The much-debated C&D letters to private individuals have been a hot topic from a legal perspective, whether one considers the letters as being intimidating and disproportionate threats or a necessary battle for copyrights. The Copenhagen City Court’s case law regarding the several hundred cases of illegal download and filesharing have not been clear and cogent, but the majority of the cases were ruled in favour of the plaintiffs and copyright holders. This course may be changed with the recent decision from the Copenhagen City Court and the pending appeals before the Eastern High Court.

With the many popular options for streaming movies and music, one would believe that the days of PirateBay and illegal downloading were over. That is assumingly also the direction we are moving towards, but that does not stop the copyright holders from taking legal action against internet subscribers who allegedly have been downloading and sharing copyright protected material illegally through their internet and associated IP- addresses.

Numerous individuals have received a C&D letter from one of the active law firms on behalf of one of the entities, who are enforcing the rightsholder’s copyrights in many countries, including Denmark. The letters include a proposal to settle the matter upon paying     a given amount. One of the involved law firms has previously stated that potentially 150.000 letters have been sent based on the number of IP-addresses and the information that the tele companies have handed over. Same law firm has also stated that about 60 percent   of the recipients have settled and paid the imposed amount. The recipients who refuse to pay, as they refuse to have conducted any illegal downloading and file  sharing, will be the object of a civil lawsuit.

Rule of Presumption

The copyright holder’s claims are based upon data from a computer programme that is able to track illegal downloading and file sharing, time of download and the associated IP-address. When combining the IP-address with the information from the telecommunication companies, it is possible to identify the subscriber of the internet connection. Based on this information, the right holders claim that in Danish law a strong rule of presumption must apply, after which the violation must be presumed to be committed by the owner of the IP-address, if he or she has an access code on their internet connection.

In absence of any solid evidence of the defendants IP- addresses being hacked, misused or similar, the rule of presumption has been decisive for the numerous rulings from the city courts, especially rulings from the city courts in Eastern Denmark. This means that most of the rulings have been in favour of the plaintiff and the copyright holders.

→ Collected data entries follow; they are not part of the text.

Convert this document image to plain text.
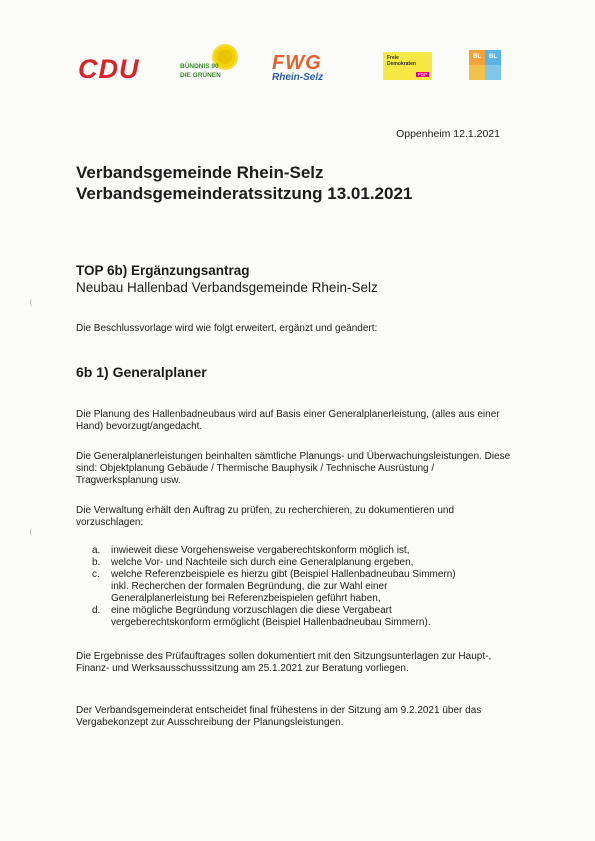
CDU	BÜNDNIS 90
DIE GRÜNEN
FWG
Rhein-Selz
Freie
Demokraten
FDP
BL	BL
Oppenheim 12.1.2021
Verbandsgemeinde Rhein-Selz
Verbandsgemeinderatssitzung 13.01.2021
TOP 6b) Ergänzungsantrag
Neubau Hallenbad Verbandsgemeinde Rhein-Selz
Die Beschlussvorlage wird wie folgt erweitert, ergänzt und geändert:
6b 1) Generalplaner

Die Planung des Hallenbadneubaus wird auf Basis einer Generalplanerleistung, (alles aus einer Hand) bevorzugt/angedacht.

Die Generalplanerleistungen beinhalten sämtliche Planungs- und Überwachungsleistungen. Diese sind: Objektplanung Gebäude / Thermische Bauphysik / Technische Ausrüstung / Tragwerksplanung usw.

Die Verwaltung erhält den Auftrag zu prüfen, zu recherchieren, zu dokumentieren und vorzuschlagen:

a.	inwieweit diese Vorgehensweise vergaberechtskonform möglich ist,
b.	welche Vor- und Nachteile sich durch eine Generalplanung ergeben,
c.	welche Referenzbeispiele es hierzu gibt (Beispiel Hallenbadneubau Simmern)
inkl. Recherchen der formalen Begründung, die zur Wahl einer
Generalplanerleistung bei Referenzbeispielen geführt haben,
d.	eine mögliche Begründung vorzuschlagen die diese Vergabeart
vergeberechtskonform ermöglicht (Beispiel Hallenbadneubau Simmern).

Die Ergebnisse des Prüfauftrages sollen dokumentiert mit den Sitzungsunterlagen zur Haupt-, Finanz- und Werksausschusssitzung am 25.1.2021 zur Beratung vorliegen.

Der Verbandsgemeinderat entscheidet final frühestens in der Sitzung am 9.2.2021 über das Vergabekonzept zur Ausschreibung der Planungsleistungen.
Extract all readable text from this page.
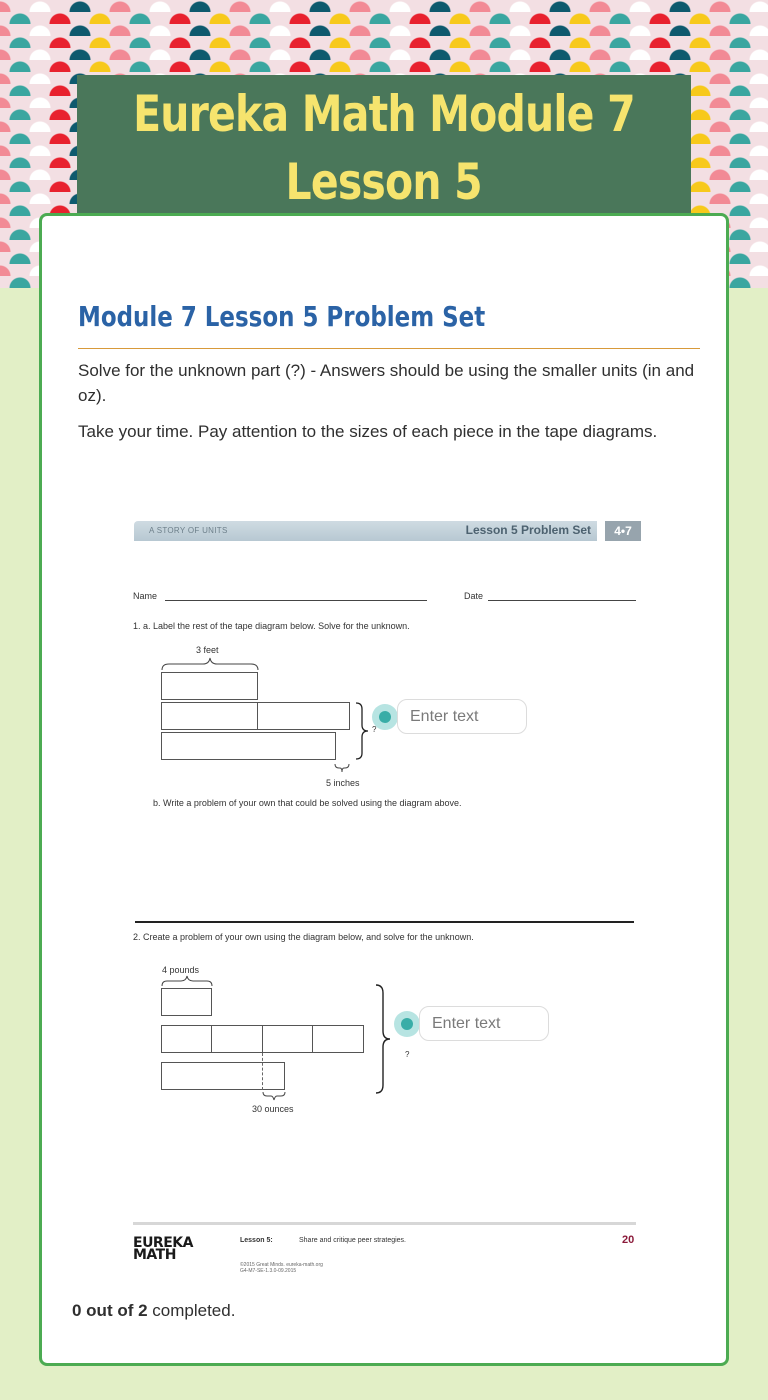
Eureka Math Module 7
Lesson 5
Module 7 Lesson 5 Problem Set
Solve for the unknown part (?) - Answers should be using the smaller units (in and oz).
Take your time. Pay attention to the sizes of each piece in the tape diagrams.
A STORY OF UNITS	Lesson 5 Problem Set	4•7
Name	Date
1. a. Label the rest of the tape diagram below. Solve for the unknown.
3 feet
?
5 inches
b. Write a problem of your own that could be solved using the diagram above.
Enter text
2. Create a problem of your own using the diagram below, and solve for the unknown.
4 pounds
30 ounces
?
Enter text
EUREKA
MATH
Lesson 5:	Share and critique peer strategies.	20
©2015 Great Minds. eureka-math.org
G4-M7-SE-1.3.0-09.2015
0 out of 2 completed.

Most recent ruling and pending, preliminary appeals

The latest ruling from the Copenhagen City Court changes the course just before the Eastern High Court has decided on the matter. The Copenhagen City Court ruled that, even though there may exist a presumption that the violation was committed by the internet subscriber and that the subscriber therefore  is liable for the violation, the defendant was able to prove such specific circumstances, which with a high degree of probability precludes the possibility of the defendant being at home on his address, or through  his computer downloading and file sharing the movie while not being at home. Through the defendant’s own explanation before the court and submitted bank statements, the defendant was able to render unlikely and thus overcome the presumption that he himself had committed the violation on the specific time the movie was downloaded from his IP-address. It is essential to note that the defendant could not prove with certainty that he was not at home on the specific time the violation assumingly had taken place, but he could render likely with a high degree of probability that he was not at home, when the movie was downloaded and file shared. The bank statements showed that the defendant had used his payment card about 160 kilometres from his home at 7:59 PM, Thereby, the court rendered that the defendant was not home, when the movie was downloaded from his IP-address at 6:39 PM.

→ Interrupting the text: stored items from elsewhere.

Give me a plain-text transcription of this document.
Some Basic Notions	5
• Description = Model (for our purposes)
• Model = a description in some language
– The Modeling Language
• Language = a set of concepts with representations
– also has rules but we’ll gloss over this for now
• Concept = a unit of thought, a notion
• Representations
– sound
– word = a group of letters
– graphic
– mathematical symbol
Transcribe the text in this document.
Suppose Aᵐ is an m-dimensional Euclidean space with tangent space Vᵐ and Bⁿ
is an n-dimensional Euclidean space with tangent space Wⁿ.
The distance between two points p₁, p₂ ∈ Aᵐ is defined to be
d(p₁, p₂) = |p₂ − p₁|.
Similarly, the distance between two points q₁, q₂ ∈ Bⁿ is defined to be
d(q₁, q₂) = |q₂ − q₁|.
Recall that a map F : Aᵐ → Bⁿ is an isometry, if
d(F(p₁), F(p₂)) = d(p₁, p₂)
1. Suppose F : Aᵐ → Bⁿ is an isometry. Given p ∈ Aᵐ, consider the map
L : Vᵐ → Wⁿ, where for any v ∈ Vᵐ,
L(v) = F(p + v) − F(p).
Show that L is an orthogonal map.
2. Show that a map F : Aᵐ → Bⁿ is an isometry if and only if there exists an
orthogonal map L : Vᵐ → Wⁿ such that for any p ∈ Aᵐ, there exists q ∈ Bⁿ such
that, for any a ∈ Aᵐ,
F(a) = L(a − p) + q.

The ruling does not set aside the rule of presumption, known from several similar cases, but it does modify   it and show that the rule of presumption can in fact be overcome – even without certain proof. Consequently, this latest case appears to take a more nuanced view on the issue and the burden of proof in such cases.

Presently, the many city court cases have been put on hold while waiting for the rulings of the Eastern High Court. Four judgements that were ruled in favour of the copyright holders have been appealed. The appeals are scheduled in March 2020, but one of them has already been settled, leaving only three preliminary cases to be decided by the Eastern High Court.

Accura’s dedicated team of intellectual property lawyers will follow this matter closely and keep us   up to date with the three pending preliminary rulings from the Eastern High Court.